Так как в столице у Глинки не было своей квартиры, он поехал на дом к приятелю своему и дальнему родственнику Алексею Стунееву[89], у которого в это время жила и Евгения Андреевна. Хозяев и матери не было дома: брат Глинки скончался, и его похоронили. Глинку встретила Мария Петровна Иванова, молоденькая сестра Стунеевой. В ожидании хозяев и матери Глинка провел в ее обществе чуть не полдня. Евгения Андреевна с дочерьми на другой день уехала в Новоспасское.
Глинка остался у Стунеевых.
Мария Петровна в ту осень жила у сестры. Михаил Иванович виделся с ней каждый день, вовсе не думая, что это совсем непредвиденное знакомство изменит всю его жизнь.

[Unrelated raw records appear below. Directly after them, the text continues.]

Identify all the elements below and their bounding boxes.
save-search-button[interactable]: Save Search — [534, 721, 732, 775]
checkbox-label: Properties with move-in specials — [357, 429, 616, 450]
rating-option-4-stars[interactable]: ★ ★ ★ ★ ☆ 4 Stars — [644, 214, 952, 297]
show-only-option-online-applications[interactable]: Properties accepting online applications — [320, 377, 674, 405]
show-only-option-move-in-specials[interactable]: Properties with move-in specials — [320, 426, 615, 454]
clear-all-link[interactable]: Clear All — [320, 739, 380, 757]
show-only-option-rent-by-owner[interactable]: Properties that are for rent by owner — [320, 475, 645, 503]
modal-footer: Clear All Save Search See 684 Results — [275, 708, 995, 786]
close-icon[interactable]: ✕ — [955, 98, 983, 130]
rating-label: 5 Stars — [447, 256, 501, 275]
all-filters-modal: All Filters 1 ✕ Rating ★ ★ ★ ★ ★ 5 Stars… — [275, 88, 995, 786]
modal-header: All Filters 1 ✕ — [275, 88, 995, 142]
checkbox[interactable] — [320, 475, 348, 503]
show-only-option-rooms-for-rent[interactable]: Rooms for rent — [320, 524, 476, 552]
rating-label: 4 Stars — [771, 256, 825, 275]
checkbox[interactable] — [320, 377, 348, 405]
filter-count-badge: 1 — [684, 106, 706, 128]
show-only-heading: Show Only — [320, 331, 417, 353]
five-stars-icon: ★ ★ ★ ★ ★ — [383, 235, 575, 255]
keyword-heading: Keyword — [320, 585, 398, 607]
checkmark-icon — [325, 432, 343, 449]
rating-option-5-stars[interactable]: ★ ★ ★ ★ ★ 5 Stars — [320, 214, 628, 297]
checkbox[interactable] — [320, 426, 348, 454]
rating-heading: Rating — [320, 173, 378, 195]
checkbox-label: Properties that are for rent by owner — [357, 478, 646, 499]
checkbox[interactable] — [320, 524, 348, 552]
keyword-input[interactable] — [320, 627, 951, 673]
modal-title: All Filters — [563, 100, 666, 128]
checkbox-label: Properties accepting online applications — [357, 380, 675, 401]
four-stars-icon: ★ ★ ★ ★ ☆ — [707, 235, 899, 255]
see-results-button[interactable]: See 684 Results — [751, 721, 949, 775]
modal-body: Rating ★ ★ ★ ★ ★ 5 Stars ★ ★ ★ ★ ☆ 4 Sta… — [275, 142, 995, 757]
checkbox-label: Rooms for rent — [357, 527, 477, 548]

Смерть брата отбила у Глинки охоту бывать на балах, а светских знакомств он избегал не только по случаю траура. Горько тоскуя о брате, оплакивая отца, он испытывал полное охлаждение к той жизни, которую охотно вел в юности. Эта жизнь теперь казалась ему незначительной и предельно пустой. Все время он проводил за работой, обдумывал свои замыслы и мечтал. В его мечтах и Мария Петровна играла какую-то, еще не вполне определенную, роль. Она была весела, приветлива, постоянно оживлена, любоваться ею было приятно, а заглянуть в содержание ее красивой головки не приходило Глинке на ум.
Живя в николаевском Петербурге, Глинка не мог не замечать того, о чем толковали в московских кружках Станкевича и Герцена[90] и на что Мельгунов обратил внимание Глинки в Москве. После гибели декабристов, над Россией нависла свинцовая туча. Петербург казался огромной казармой, вылощенной и прибранной к приезду начальства. В нем жили и мыслили по углам, на парадных балах танцевали, стараясь не рассуждать и не думать, подменяя идеи и мысли пустой болтовней. Правительство поощряло только одно угождение начальству.
В области музыки в петербургских салонах держались все те же понятия, что и четыре года назад. Музыкальными вкусами по-прежнему управляла переимчивая мода: «Ах, Бетховен! Ах, Шуберт![91] – прелесть!» – так говорили все, а понимали Шуберта и Бетховена не более двадцати человек во всем высшем обществе. Правда в Петербурге попадались еще островки, где люди мыслили. Одним из таких островков была квартира Жуковского в Зимнем дворце. Туда не заглядывали шпионы третьего отделения: воспитателю наследника – Жуковскому верили. О политике в этом кружке совершенно не говорили: хозяин ласково и спокойно, но решительно пресекал всякую попытку коснуться политических тем. Зато много рассуждали о литературе и об искусстве. Тут была своего рода отдушина, простор для мысли и чувства. У Жуковского собирались еженедельно Пушкин, Вяземский, Гоголь, Плетнев. Заходили Виельгорский и Владимир Одоевский[92], знаток искусства, писатель и музыкант. Крылов, забравшись к Жуковскому с обеда, чутко дремал в своем кресле. Иногда появлялся воронежский прасол Кольцов, недавно открытый Станкевичем поэт из народа. Прижав руку к сердцу и поклонясь, он скромно присаживался в сторонке на кончике стула.